Siempre me ha gustado del otoño
esa leve percepción de que todo se ralentiza,
esa sensación de soledad bajo la piel,
antesala del encuentro,
esa certeza innata en la explosión de colores y matices
que muestra que la belleza es belleza porque es perecedera,
esa melodía de silencios elocuentes
entre olas de hojas secas mecidas por el viento.

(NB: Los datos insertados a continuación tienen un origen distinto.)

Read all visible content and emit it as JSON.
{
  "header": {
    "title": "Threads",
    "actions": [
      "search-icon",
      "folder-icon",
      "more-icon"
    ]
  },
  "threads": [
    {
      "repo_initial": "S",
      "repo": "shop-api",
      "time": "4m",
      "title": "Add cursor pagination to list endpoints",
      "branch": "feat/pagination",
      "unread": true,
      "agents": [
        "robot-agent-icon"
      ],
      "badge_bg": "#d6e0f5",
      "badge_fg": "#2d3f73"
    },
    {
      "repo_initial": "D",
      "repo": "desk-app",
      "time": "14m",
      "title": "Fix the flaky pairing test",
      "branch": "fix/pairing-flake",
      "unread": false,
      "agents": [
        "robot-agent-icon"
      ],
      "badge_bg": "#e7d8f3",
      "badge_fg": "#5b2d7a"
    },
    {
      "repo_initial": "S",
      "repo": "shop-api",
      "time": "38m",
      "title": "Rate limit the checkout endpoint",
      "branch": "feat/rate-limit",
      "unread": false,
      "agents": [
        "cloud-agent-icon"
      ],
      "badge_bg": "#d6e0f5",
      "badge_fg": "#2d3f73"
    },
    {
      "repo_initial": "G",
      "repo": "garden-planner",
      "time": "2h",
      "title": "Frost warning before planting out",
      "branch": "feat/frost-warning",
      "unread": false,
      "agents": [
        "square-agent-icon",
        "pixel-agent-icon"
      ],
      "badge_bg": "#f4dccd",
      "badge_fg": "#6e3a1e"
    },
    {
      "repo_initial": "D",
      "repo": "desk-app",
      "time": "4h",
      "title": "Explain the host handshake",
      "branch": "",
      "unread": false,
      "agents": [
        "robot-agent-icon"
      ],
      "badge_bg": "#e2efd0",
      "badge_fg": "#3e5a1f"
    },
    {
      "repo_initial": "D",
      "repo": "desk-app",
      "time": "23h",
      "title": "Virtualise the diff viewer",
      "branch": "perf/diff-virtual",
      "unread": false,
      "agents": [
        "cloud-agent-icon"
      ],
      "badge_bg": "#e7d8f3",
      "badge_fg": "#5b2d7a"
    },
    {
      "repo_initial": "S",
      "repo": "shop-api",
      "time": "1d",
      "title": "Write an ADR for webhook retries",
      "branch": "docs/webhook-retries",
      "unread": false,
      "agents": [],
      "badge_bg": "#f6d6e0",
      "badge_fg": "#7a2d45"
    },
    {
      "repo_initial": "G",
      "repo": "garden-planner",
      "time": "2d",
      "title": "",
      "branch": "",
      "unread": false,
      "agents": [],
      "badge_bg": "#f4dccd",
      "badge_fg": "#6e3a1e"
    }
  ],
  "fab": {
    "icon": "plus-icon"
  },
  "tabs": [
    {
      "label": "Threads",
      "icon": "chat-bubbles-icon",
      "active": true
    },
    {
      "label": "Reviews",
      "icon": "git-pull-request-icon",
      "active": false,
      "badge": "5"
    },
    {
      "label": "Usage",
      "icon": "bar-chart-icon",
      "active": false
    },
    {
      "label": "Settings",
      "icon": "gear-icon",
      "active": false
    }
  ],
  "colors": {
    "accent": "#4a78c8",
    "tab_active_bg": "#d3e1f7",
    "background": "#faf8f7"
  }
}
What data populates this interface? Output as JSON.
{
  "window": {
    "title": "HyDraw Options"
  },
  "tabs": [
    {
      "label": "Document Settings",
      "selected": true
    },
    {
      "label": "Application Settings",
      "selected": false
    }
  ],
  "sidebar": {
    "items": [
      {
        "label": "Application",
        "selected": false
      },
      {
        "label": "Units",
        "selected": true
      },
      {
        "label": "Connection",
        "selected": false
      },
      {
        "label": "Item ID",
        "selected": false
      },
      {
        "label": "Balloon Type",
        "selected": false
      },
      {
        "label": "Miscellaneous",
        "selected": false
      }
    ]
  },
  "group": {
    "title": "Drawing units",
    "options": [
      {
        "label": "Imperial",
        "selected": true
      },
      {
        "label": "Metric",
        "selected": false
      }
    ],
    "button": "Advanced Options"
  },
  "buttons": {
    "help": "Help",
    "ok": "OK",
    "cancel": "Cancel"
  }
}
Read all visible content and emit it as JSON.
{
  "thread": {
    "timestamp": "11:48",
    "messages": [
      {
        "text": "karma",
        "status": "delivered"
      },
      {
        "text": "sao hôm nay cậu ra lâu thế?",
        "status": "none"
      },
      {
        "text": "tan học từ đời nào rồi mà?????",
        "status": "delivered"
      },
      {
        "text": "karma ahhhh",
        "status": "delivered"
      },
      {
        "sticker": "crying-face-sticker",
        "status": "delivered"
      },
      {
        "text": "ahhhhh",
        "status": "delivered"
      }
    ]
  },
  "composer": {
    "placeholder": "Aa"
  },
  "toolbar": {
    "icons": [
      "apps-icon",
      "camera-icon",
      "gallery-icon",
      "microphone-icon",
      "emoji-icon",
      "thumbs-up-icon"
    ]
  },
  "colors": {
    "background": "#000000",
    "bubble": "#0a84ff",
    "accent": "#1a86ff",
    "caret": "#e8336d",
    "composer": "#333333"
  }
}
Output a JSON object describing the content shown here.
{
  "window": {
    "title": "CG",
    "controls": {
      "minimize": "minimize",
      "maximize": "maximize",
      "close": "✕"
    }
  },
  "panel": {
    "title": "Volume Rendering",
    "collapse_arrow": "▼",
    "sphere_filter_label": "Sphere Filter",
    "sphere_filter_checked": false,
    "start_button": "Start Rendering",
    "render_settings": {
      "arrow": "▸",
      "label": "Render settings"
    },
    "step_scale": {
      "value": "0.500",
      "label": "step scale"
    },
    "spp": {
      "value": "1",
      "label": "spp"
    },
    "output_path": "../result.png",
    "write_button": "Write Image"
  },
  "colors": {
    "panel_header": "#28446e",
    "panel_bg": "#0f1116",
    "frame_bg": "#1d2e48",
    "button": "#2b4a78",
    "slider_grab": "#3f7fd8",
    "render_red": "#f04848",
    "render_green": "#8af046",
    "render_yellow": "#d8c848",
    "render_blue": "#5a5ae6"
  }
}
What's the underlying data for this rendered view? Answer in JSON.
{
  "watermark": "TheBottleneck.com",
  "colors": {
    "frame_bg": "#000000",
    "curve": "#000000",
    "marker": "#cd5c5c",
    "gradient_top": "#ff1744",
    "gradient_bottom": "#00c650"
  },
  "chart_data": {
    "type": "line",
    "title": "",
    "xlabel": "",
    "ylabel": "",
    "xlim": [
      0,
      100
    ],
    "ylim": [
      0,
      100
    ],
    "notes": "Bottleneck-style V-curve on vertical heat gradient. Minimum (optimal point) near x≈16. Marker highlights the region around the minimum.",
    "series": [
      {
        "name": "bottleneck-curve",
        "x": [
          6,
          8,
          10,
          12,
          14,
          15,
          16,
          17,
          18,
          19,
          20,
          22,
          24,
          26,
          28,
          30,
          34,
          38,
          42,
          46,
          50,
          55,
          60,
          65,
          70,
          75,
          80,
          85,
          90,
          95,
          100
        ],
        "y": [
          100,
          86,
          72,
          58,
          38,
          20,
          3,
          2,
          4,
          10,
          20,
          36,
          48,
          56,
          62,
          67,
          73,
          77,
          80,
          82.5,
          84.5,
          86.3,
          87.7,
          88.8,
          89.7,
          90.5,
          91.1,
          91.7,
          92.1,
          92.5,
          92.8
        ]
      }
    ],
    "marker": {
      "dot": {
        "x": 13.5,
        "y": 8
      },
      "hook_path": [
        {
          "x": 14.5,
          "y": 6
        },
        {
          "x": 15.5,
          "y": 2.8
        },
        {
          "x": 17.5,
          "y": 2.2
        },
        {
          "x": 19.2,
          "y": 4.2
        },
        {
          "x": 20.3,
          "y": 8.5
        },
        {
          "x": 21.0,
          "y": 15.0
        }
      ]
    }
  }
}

Siempre me ha gustado del otoño
esa voluntad recia y dócil para ser lo que se es,
esa claridad intensa, por no serlo, que sublima lo cotidiano
y dignifica a la desnudez que abre paso al invierno,
esa ausencia de tragedia ante la muerte
que se desvela transformadora,
esa aceptación de lo inevitable que no es resignación
si no plenitud.

Siempre me ha gustado del otoño
esa decisión de la mirada para dejar de escrutar
y sobrecogerse ante la revelación de lo ordinario,
esa disposición del alma para dejarse entrever
entre heridas y anhelos,
ese deslumbramiento de sombras que enaltecen a la luz,
esa ausencia de promesas que se rinden ante lo presente,
ese aquí y ahora que se sabe eterno
en el desdibujado atardecer del suelo que quebranto con mi paso.

Pero hay algo del otoño que, aunque me atrae, me inquieta…
esa quietud rota e indefinida de la lluvia
que, ajena a mis deseos, me cala de incertidumbres
y me hace desear un refugio dónde reclinar el cansancio de ser hombre
más allá de mí…

Es entonces cuando esta estación caduca me susurra con voz de brisa
que no es el tiempo quien pasa sino yo.